Sorry about the verboseness, I have a tough time communicating otherwise.
I have a unique insight on piracy compared to most guys on this car forum as I run Anime conventions, and we have had rampant piracy problems for 20 years. The biggest problem in the fight is that people don't actually understand what piracy is...
okay, let me explain:
1- Piracy, whatever the reasons people partake in it, does not exist in a vaccum of consideration for economics. Yes, lucrative means something to gain, but you seem to be taking the view that lucrative is synonamous with making piles and piles of money. I went looking around online just now, and some contemporary dictionaries use lucrative like that, but when I was using it, I meant in a more original sense of the word.
Lucrative in this case is any gain by economy. Accumulated wealth is one measure, but not the only measure. And piracy must be self-sustaining enough to continue, meaning the cost of pirating must remain low enough in proportion to whatever gain is made for all parties.
2- A pirate is a term for describing everyone in the transaction. A person who uploads a song they don't own and the person who downloads it are both pirates. The pirate who downloads, or even buys bootleg, is accumulating more wealth than they otherwise would've had before the transaction. Even if you make an arguement that if someone couldn't pirate it in the first place, they wouldn'tve bought the good legitimately; that doesn't change the fact that they are now in possession of a good AND still have the economic position they had before getting the good to spend on other things, still representing a net gain.

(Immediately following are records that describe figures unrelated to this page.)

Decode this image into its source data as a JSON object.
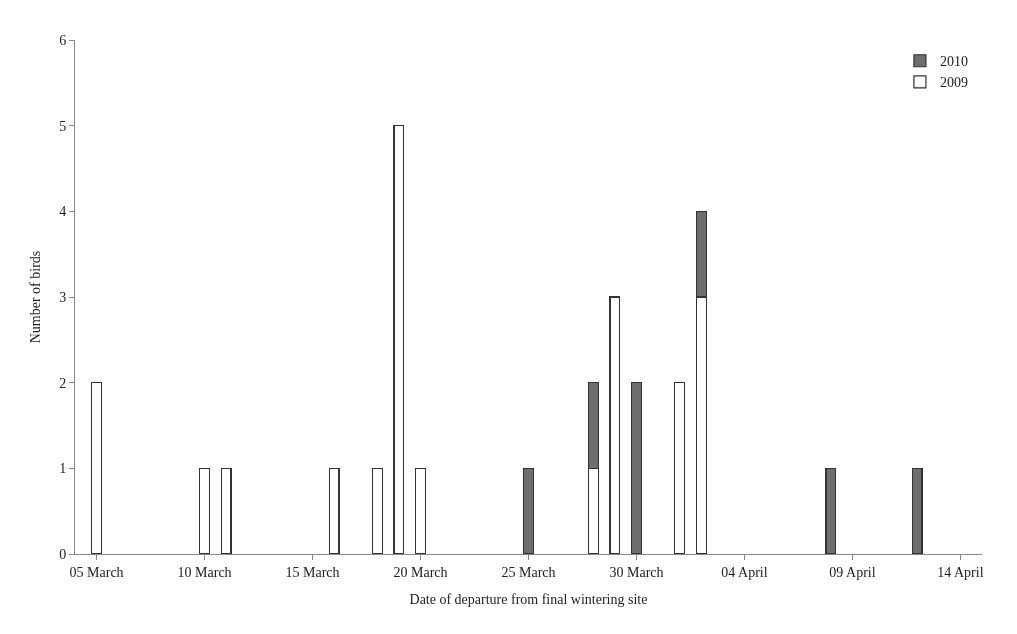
{
  "chart_data": {
    "type": "bar",
    "stacked": true,
    "xlabel": "Date of departure from final wintering site",
    "ylabel": "Number of birds",
    "x": [
      "--03-05",
      "--03-10",
      "--03-11",
      "--03-16",
      "--03-18",
      "--03-19",
      "--03-20",
      "--03-25",
      "--03-28",
      "--03-29",
      "--03-30",
      "--04-01",
      "--04-02",
      "--04-08",
      "--04-12"
    ],
    "series": [
      {
        "name": "2009",
        "color": "#ffffff",
        "values": [
          2,
          1,
          1,
          1,
          1,
          5,
          1,
          null,
          1,
          3,
          null,
          2,
          3,
          null,
          null
        ]
      },
      {
        "name": "2010",
        "color": "#6e6e6e",
        "values": [
          null,
          null,
          null,
          null,
          null,
          null,
          null,
          1,
          1,
          null,
          2,
          null,
          1,
          1,
          1
        ]
      }
    ],
    "xlim": [
      "--03-04",
      "--04-15"
    ],
    "xticks": [
      {
        "value": "--03-05",
        "label": "05 March"
      },
      {
        "value": "--03-10",
        "label": "10 March"
      },
      {
        "value": "--03-15",
        "label": "15 March"
      },
      {
        "value": "--03-20",
        "label": "20 March"
      },
      {
        "value": "--03-25",
        "label": "25 March"
      },
      {
        "value": "--03-30",
        "label": "30 March"
      },
      {
        "value": "--04-04",
        "label": "04 April"
      },
      {
        "value": "--04-09",
        "label": "09 April"
      },
      {
        "value": "--04-14",
        "label": "14 April"
      }
    ],
    "ylim": [
      0,
      6
    ],
    "yticks": [
      0,
      1,
      2,
      3,
      4,
      5,
      6
    ],
    "legend": "top right"
  }
}
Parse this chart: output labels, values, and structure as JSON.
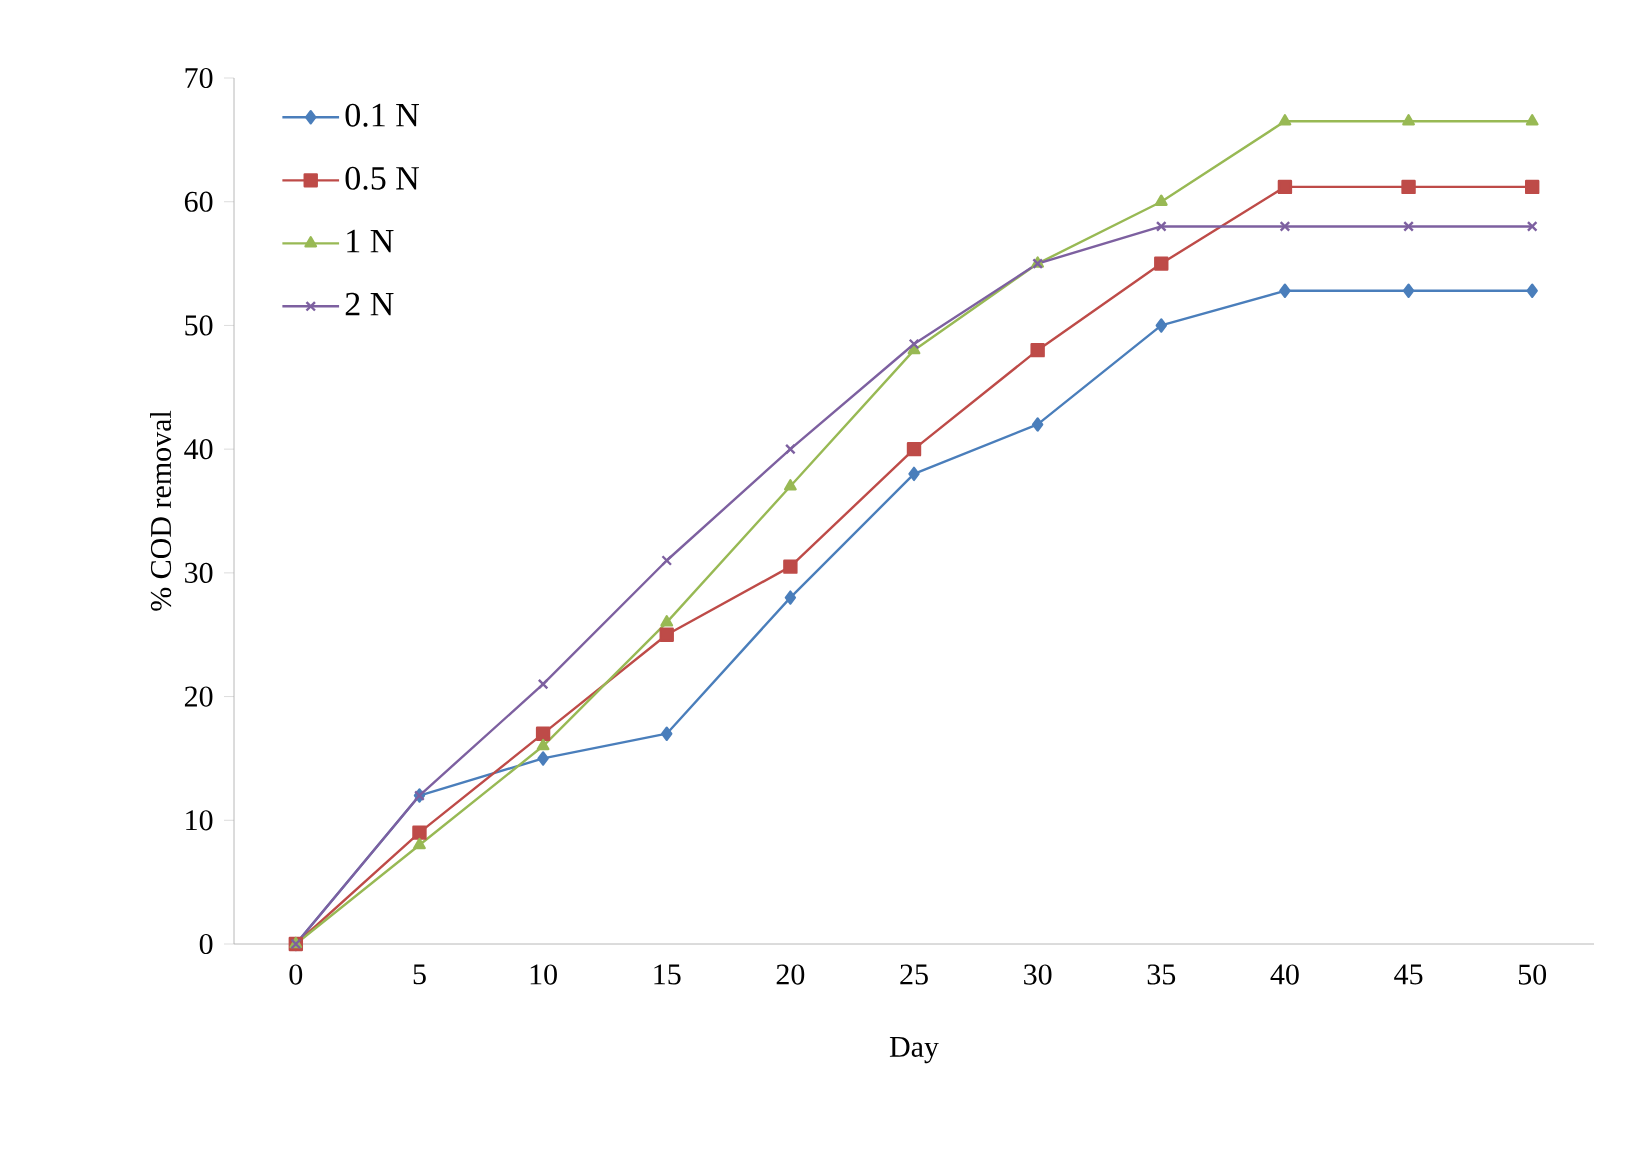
{
  "chart_data": {
    "type": "line",
    "xlabel": "Day",
    "ylabel": "% COD removal",
    "categories": [
      "0",
      "5",
      "10",
      "15",
      "20",
      "25",
      "30",
      "35",
      "40",
      "45",
      "50"
    ],
    "ylim": [
      0,
      70
    ],
    "yticks": [
      0,
      10,
      20,
      30,
      40,
      50,
      60,
      70
    ],
    "legend": "top left",
    "grid": false,
    "series": [
      {
        "name": "0.1 N",
        "color": "#4a7ebb",
        "marker": "diamond",
        "values": [
          0,
          12,
          15,
          17,
          28,
          38,
          42,
          50,
          52.8,
          52.8,
          52.8
        ]
      },
      {
        "name": "0.5 N",
        "color": "#be4b48",
        "marker": "square",
        "values": [
          0,
          9,
          17,
          25,
          30.5,
          40,
          48,
          55,
          61.2,
          61.2,
          61.2
        ]
      },
      {
        "name": "1 N",
        "color": "#98b954",
        "marker": "triangle",
        "values": [
          0,
          8,
          16,
          26,
          37,
          48,
          55,
          60,
          66.5,
          66.5,
          66.5
        ]
      },
      {
        "name": "2 N",
        "color": "#7d60a0",
        "marker": "cross",
        "values": [
          0,
          12,
          21,
          31,
          40,
          48.5,
          55,
          58,
          58,
          58,
          58
        ]
      }
    ]
  }
}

No, in the case of (for instance) these textbooks, there is a demonstrated cost that it is appropriate for the company to sell them at. By having a monopoly on the product, they then charge astronomical prices for it but in this case, only to those in North America. What is "right" about that? That they can? I guess.
Here's is where it breaks down. Who defines a demonstrated cost that is appropriate? Or more importantly, whom do you want to give the force of law to define that?
And to the 2nd section, we already have anti-trust laws covering actual collusion and monopolies. If you feel these laws don't represent the problem you want to address, thats fine. But in both cases, the laws setup definitions for what real collusion is and real monopolies are.
In the case of a textbook for a college course; the college sets cirriculum. If they only list one book for the syllabus, then thats between you and the college, not you and the book publisher. If the publisher somehow works out an agreement with the college to be the only book on the syllabus, then that runs up against collusion. But if thats not the case, and one pirates the book, then what is right about the publisher not receiving any compensation in that transaction for the work they did in assembling it, just because someone disagrees with the price they want to sell it at? Its their property, not yours.
Your point is lost on me. What I am getting from you is "stealing is bad, mkay?" and "stealing can't be justified".
My first point was that I view the righteous indignation from some parties participating in the blackout as ringing very hollow to me. I havent found a convincing arguement that they -do- care about piracy ethically beyond the absolute letter of current law.